Alaska – Days Twenty-seven and Twenty-eight – Stan Stephens Glacier and Wildlife Cruise in Valdez, Alaska

Tuesday, July 12, 2022 was mostly a down day for us. We made a trial run into Valdez to see where the cruise would leave from and where we could park. We then just drove around the small coastal town to see what it looked like. Oh, and we found a laundromat so we could produce some clean clothes, lol.

On a more downer note, I was beginning to feel not so well. My glands on each side of my throat were swelling up and though I (thankfully) did not have a sore throat, it did hurt to swallow and I was not at my best.

Wednesday, July 13, 2022 we arrived at the harbor to check in with the Stan Stephens Glacier and Wildlife Cruises center at 8:30 am for a 9:00 am departure.

The harbor is small but very busy with not only various cruise tour boats leaving port but private and commercial fishing boats as well. It’s clear that the harbor is the hub of life in Valdez, Alaska.

I’m feeling worse this morning, but not going to miss this opportunity as it is one of the main things we wanted to do when we visited Alaska. I was hoping to get an inside seat where it was warm and dry (the forecast was for temps in the low 40’s and rain) but they were all taken by the time we got on board. I did find a seat on the stern deck that was in a corner and offered some protection from the icy cold wind and rain that felt like little daggers hitting you, especially when the boat was chugging along at top speed.

Most of the photos in this post were taken by Cindy because I just did not much feel like getting up and trying to take many photos. Thanks baby, for picking up my slack.

On the way out we pass many fishing boats. Some of them have already been out here for hours setting nets and collecting their bounty. Our awesome Captain, Amanda Bauer, explained that when they get full of fish they do not head back to the harbor. Rather, special boats called Tender Boats with large holds come by and they offload the fish onto those boats while they remain in the water continuing to fish.

Speaking of our captain, she was awesome!
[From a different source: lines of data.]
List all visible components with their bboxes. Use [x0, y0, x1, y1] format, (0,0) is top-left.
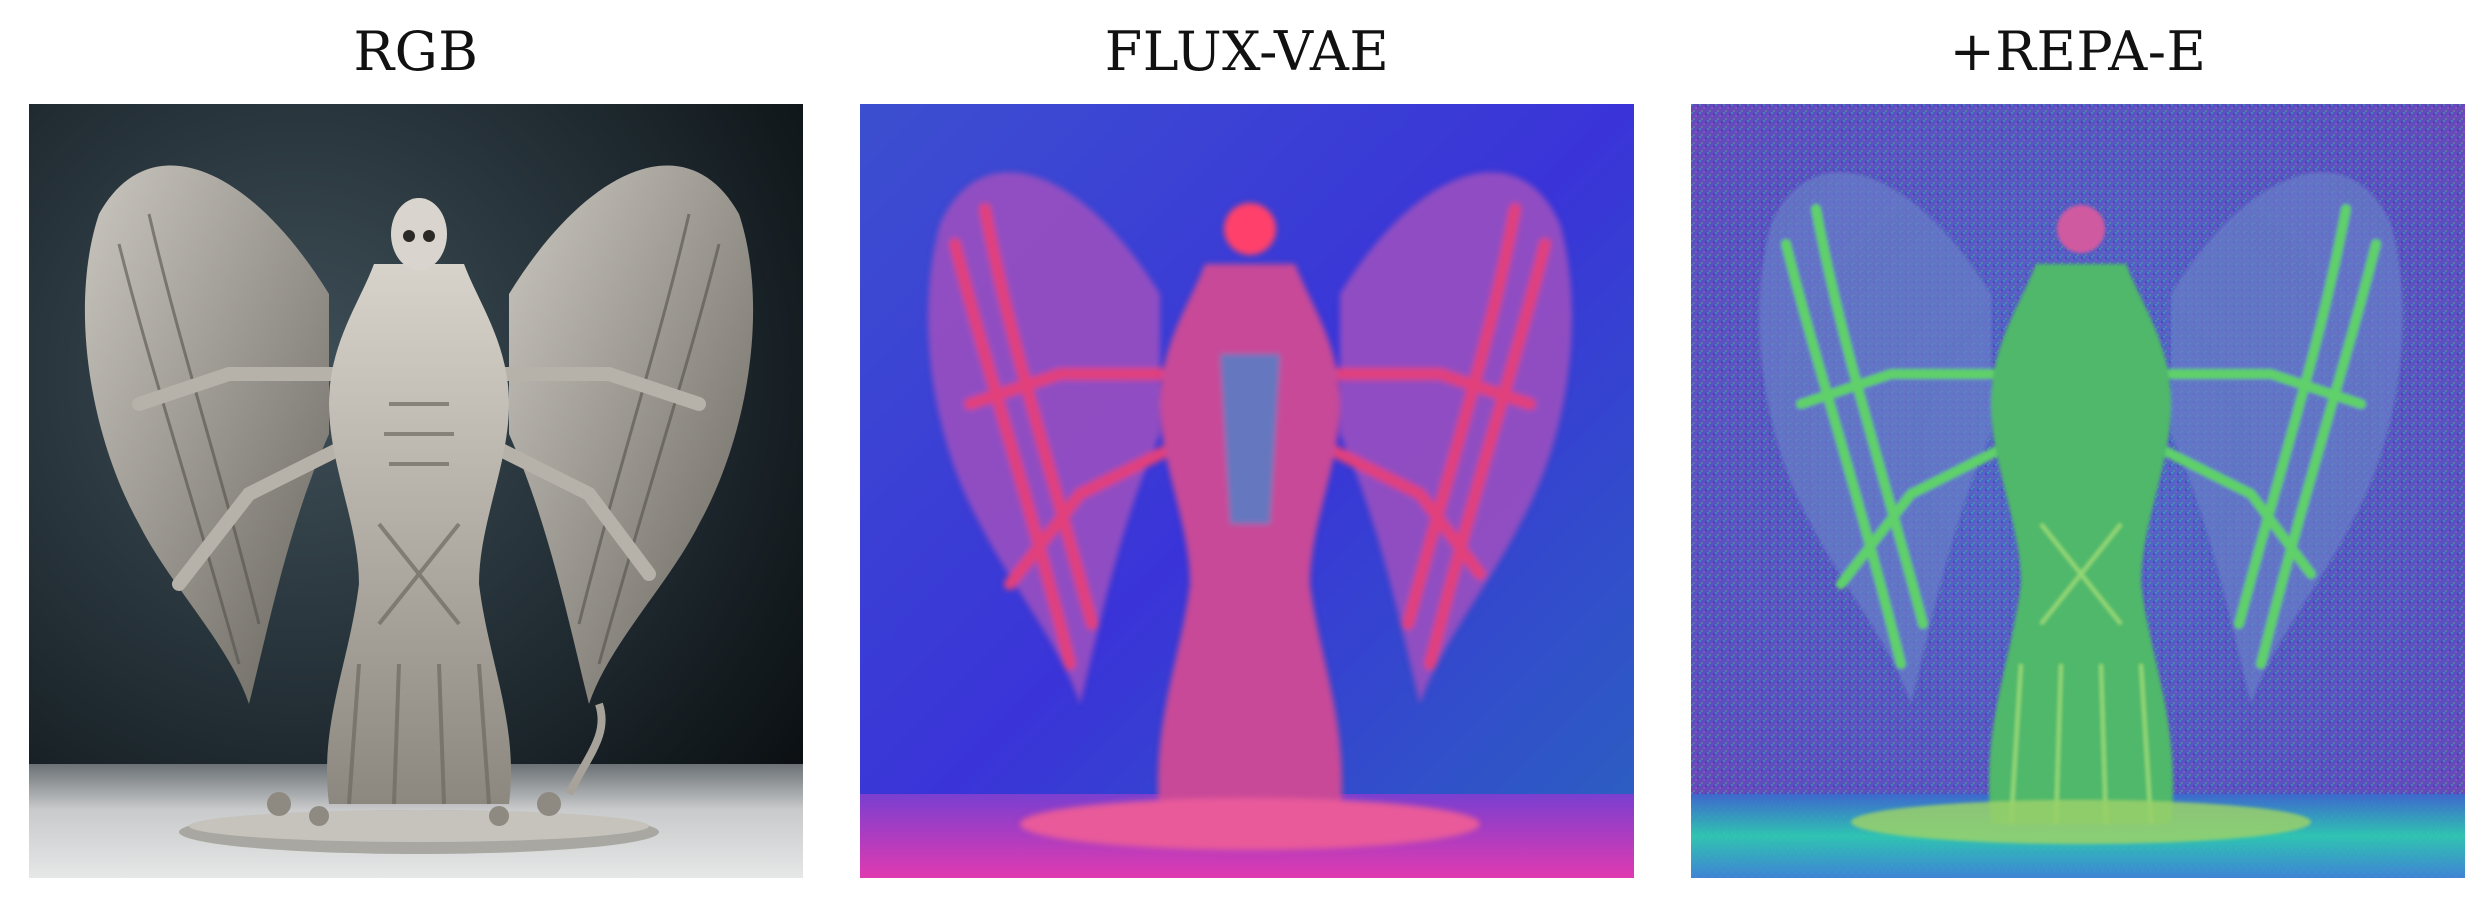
- panel-rgb: RGB: [29, 0, 803, 906]
- panel-flux-vae: FLUX-VAE: [860, 0, 1634, 906]
- flux-vae-image: [860, 104, 1634, 878]
- rgb-image: [29, 104, 803, 878]
- rgb-figure-illustration: [29, 104, 803, 878]
- panel-repa-e: +REPA-E: [1691, 0, 2465, 906]
- panel-title: FLUX-VAE: [1104, 20, 1390, 83]
- flux-vae-latent-illustration: [860, 104, 1634, 878]
- repa-e-image: [1691, 104, 2465, 878]
- repa-e-latent-illustration: [1691, 104, 2465, 878]
- panel-title: RGB: [353, 20, 479, 83]
- panel-title: +REPA-E: [1949, 20, 2207, 83]
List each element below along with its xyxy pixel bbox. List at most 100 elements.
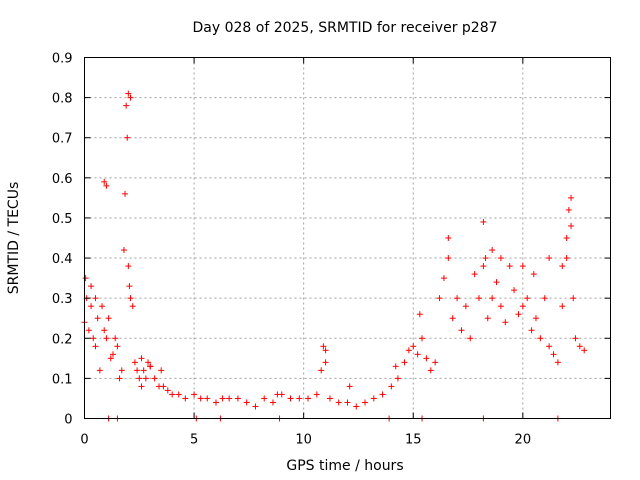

In addition to explaining life of both animals and humans in the waters around Valdez, she gave us a verbal history of the Exxon Valdez oil spill that took place on March 24, 1989 and the steps that were taken afterward to attempt to insure that an ecological disaster like that would never take place again. As we ventured farther and farther out she explained the sea life and avian life we could see (and some that we could not see), as well as the natural land masses we passed and, of course, glaciers in general and the Meares Glacier in particular.

She was the consummate professional, which we really appreciated. We had read in various groups that the captain of one of the other tour boats spent most of his tour trip making political remarks and complaints. It’s his boat and he can do as he pleases but, like us, most of his passengers are there for an informational, not political diatribe, tour of the waters and glaciers. We were SO glad that Captain Bauer did not inflict that kind of “guided tour” on us!

The Meares Glacier is the focal point of this cruise and something that Cindy and I REALLY wanted to see. Even as we approached from several miles out, there was a veritable ice field of pieces that had broken off the glacier. The captain mentioned that a massive “calving” or breaking off must have taken place overnight because when she was there the day before there was a very little ice field and it was close to the glacier. Speaking of the approach, it was amazing how much colder the very air became as we got nearer and nearer to the glacier itself. Even Cindy, who very seldom gets cold, was shivering and thankful she wore her warm coat and gloves.

We got to see Humpback Whales, Sea Otters, Dall’s Porpoises, Sea Lions, a juvenile Bald Eagle, Orcas(!), a wide variety of bird life and, of course, the Meares Glacier. What was supposed to be a ” 7 1/2 to 8 hour tour” (a 3 hour tour, a 3 hour tour) turned out to be closer to 9 hours, but it was 9 hours filled with so much to see and learn about. Oh, and they offered a nice lunch which Cindy said was very good. I just wasn’t hungry so didn’t try any of it.

By the time we got back to Nomad I just collapsed in bed. But even though I didn’t participate as fully as I would have liked to, it was still an awesome day and experience. If you ever make your way to Valdez, Alaska, I heartily recommend the Stan Stephens Glacier and Wildlife Cruise.

Thanks for following the Wandering Wetheringtons.

2 thoughts on “Alaska – Days Twenty-seven and Twenty-eight – Stan Stephens Glacier and Wildlife Cruise in Valdez, Alaska”

  1. When living in Alaska there was a large earthquake and it split Valdez right in the middle of Main Street. Then then moved Valdez to the other side from where it had been. We took the kids to see the street but they were so young they don’t remember. Glad you enjoyed your trip and hope you are feeling better now.